Thinking about Eternity
As in The Tempest, the action of Jack Hodgins' second novel originates in a giant wave, which shipwrecks characters on an island of romance and is followed by a series of magical transformations. The Resurrection of Joseph Bourne takes place on the northwest coast of Vancouver Island in the flooded and rain-drenched pulp town of Port Annie—"the end of the world" …, that is, "the edge of nothingness" … as it is perceived by Joseph Bourne in a mood of despair and disbelief, but also "the brink of eternity" … when seen from a visionary perspective. Nearly all of Port Annie's inhabitants have come from somewhere else which they would prefer to forget and, like the characters in Hodgins' first novel, all are still restlessly searching for an ideal which they have not attained, a new Eden or utopia, something which is different for every individual but nevertheless the same.
For the residents of Port Annie, eternity manifests itself in the gorgeous shape of a cinnamon-skinned girl with an incredible walk and a cheeky behind who appears off a temporarily shipwrecked Peruvian freighter to save the aged, travelled, and world-weary Joseph Bourne from "the dark despair which was leading him straight to death."… Under the attention of the girl … whom we gradually recognize as an extraordinarily attractive agent of, and metaphor for, Divine Grace—Bourne is raised up out of death…. He regains a belief in the mystery of the spirit, life, love, the soul, and regains hope, a sense of the ideal, and a capacity to dream, and is transformed into a miracle-worker, healer, teacher, shaman, magician, and saviour.
The mysterious Joseph Bourne—as the town's librarian, Larry Bowman, discovers—is a native of Vancouver Island and, more importantly, a world-renowned poet. The assorted reactions by town residents, including the four ladies who constitute the Port Annie Creative Writing Club, to a book of Bourne's poetry, Possessing Me, are one source of the marvellous and delightful humour which characterizes Hodgins' writing throughout almost all of the novel.

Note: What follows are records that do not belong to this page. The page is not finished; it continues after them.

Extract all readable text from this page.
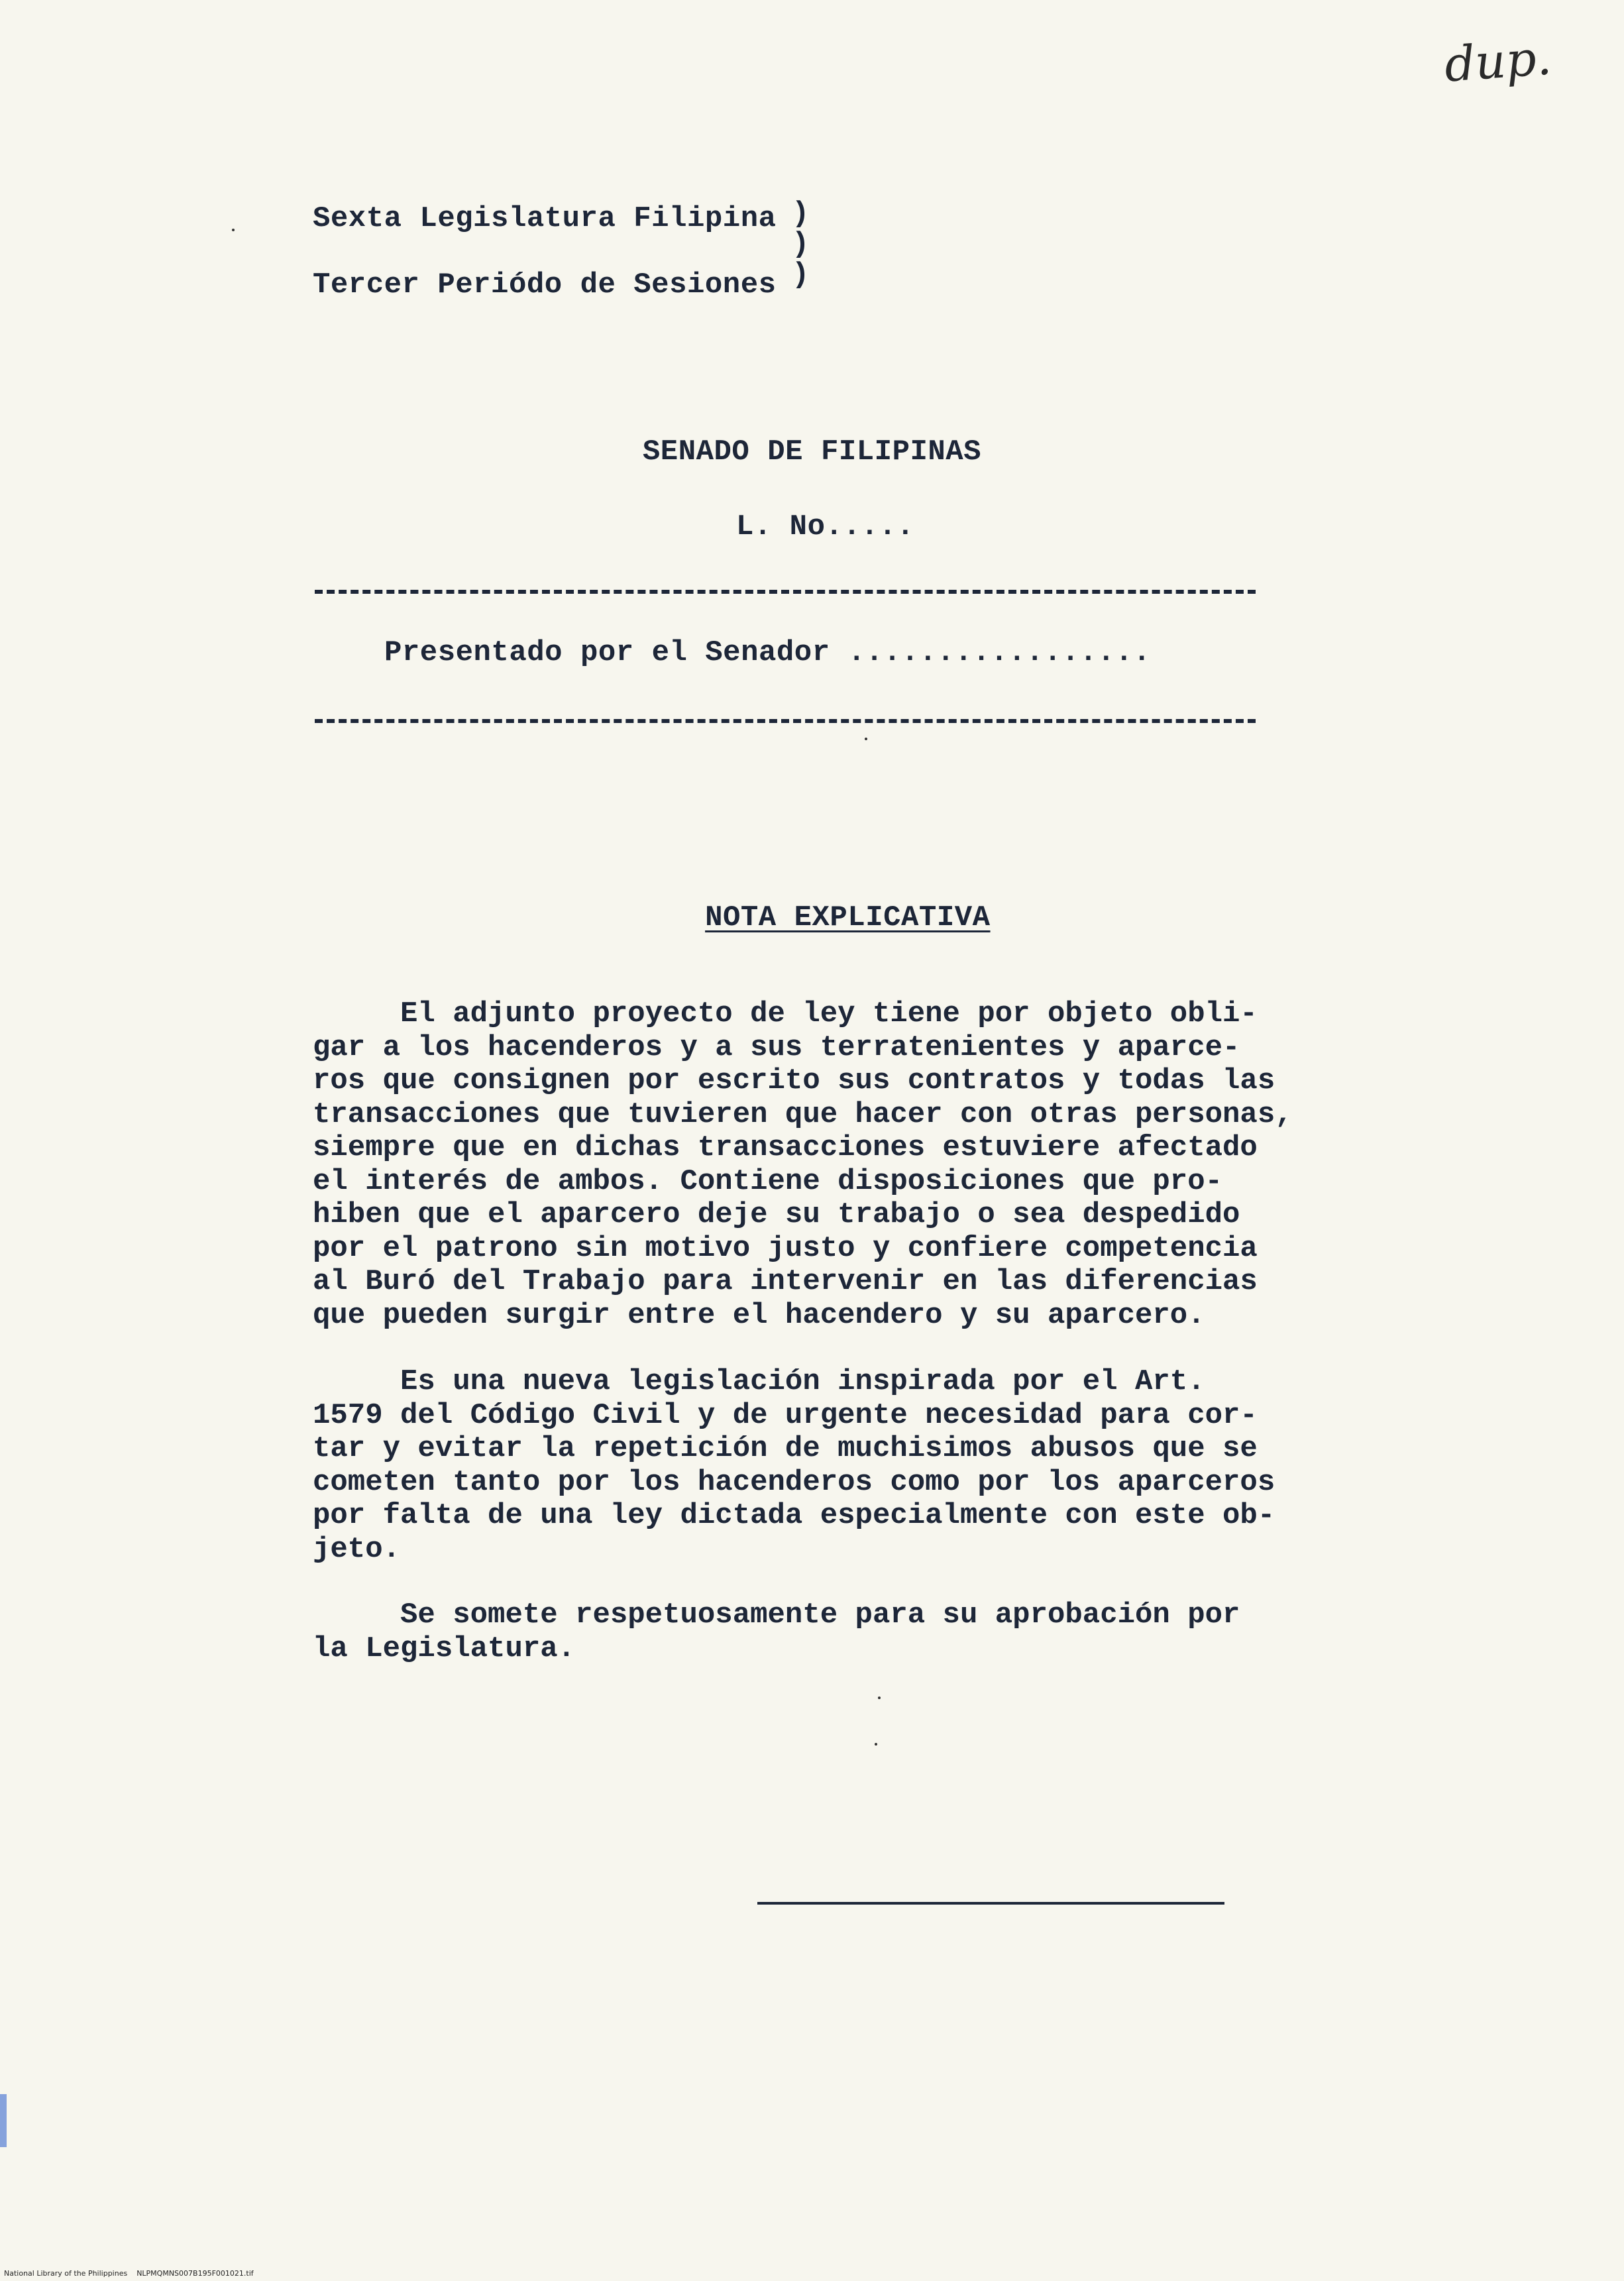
dup.
Sexta Legislatura Filipina
Tercer Periódo de Sesiones
)
)
)
SENADO DE FILIPINAS
L. No.....
Presentado por el Senador .................

NOTA EXPLICATIVA

El adjunto proyecto de ley tiene por objeto obli-
gar a los hacenderos y a sus terratenientes y aparce-
ros que consignen por escrito sus contratos y todas las
transacciones que tuvieren que hacer con otras personas,
siempre que en dichas transacciones estuviere afectado
el interés de ambos. Contiene disposiciones que pro-
hiben que el aparcero deje su trabajo o sea despedido
por el patrono sin motivo justo y confiere competencia
al Buró del Trabajo para intervenir en las diferencias
que pueden surgir entre el hacendero y su aparcero.
Es una nueva legislación inspirada por el Art.
1579 del Código Civil y de urgente necesidad para cor-
tar y evitar la repetición de muchisimos abusos que se
cometen tanto por los hacenderos como por los aparceros
por falta de una ley dictada especialmente con este ob-
jeto.
Se somete respetuosamente para su aprobación por
la Legislatura.
National Library of the Philippines    NLPMQMNS007B195F001021.tif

At the same time, Bourne's theories of poetry and the themes of his work are a serious reflection of Hodgins' own meaning. (pp. 126-27)
Bourne's own actions, following his rebirth, express his rediscovered "faith in the absolute power of good" …; yet his occasional antics show, too, that he is willing to make fun of himself and is anxious to avoid "too much solemnity."… (p. 128)
Hodgins' depiction of Joseph Bourne exemplifies how the novel's profoundly religious meaning is thoroughly animated with humour and humanity…. To some degree the novel's many biblical allusions—the analogies between Bourne and Jehovah, Melchizedek, Joseph, Job, Lazarus, and Jesus, the references to Ezekiel, 1 John, and Revelation, and the structuring of The Resurrection of Joseph Bourne between a Flood and an Apocalypse—are also tongue-in-cheek; yet the total dimensions of Hodgins' work are certainly not simply humorous but seriocomic, extending from verbal playfulness, rollicking scenes, and jovially eccentric characterization towards a wholely humanized Divine Comedy. Like the final and title story of Spit Delaney's Island, Hodgins' second novel is imbued with the form of a sacred parable. The Resurrection of Joseph Bourne represents, to use Northrop Frye's term, a "secular scripture" or modern-day romance. The fictional world of the novel inclines at times towards the "unreal" …, and we are reminded in several instances of a fairy-tale-like quality and of mediaeval romance. (pp. 128-29)
[The ending] affirms Hodgins' belief in the joy of life and in a love of man and God, in the eternal mysteries and ideal values whose immanence in the human spirit makes possible a resurrection of the world. (p. 131)
J. R. (Tim) Struthers, "Thinking about Eternity," in Essays on Canadian Writing (© Essays on Canadian Writing Ltd.), No. 20, Winter, 1980–81, pp. 126-33.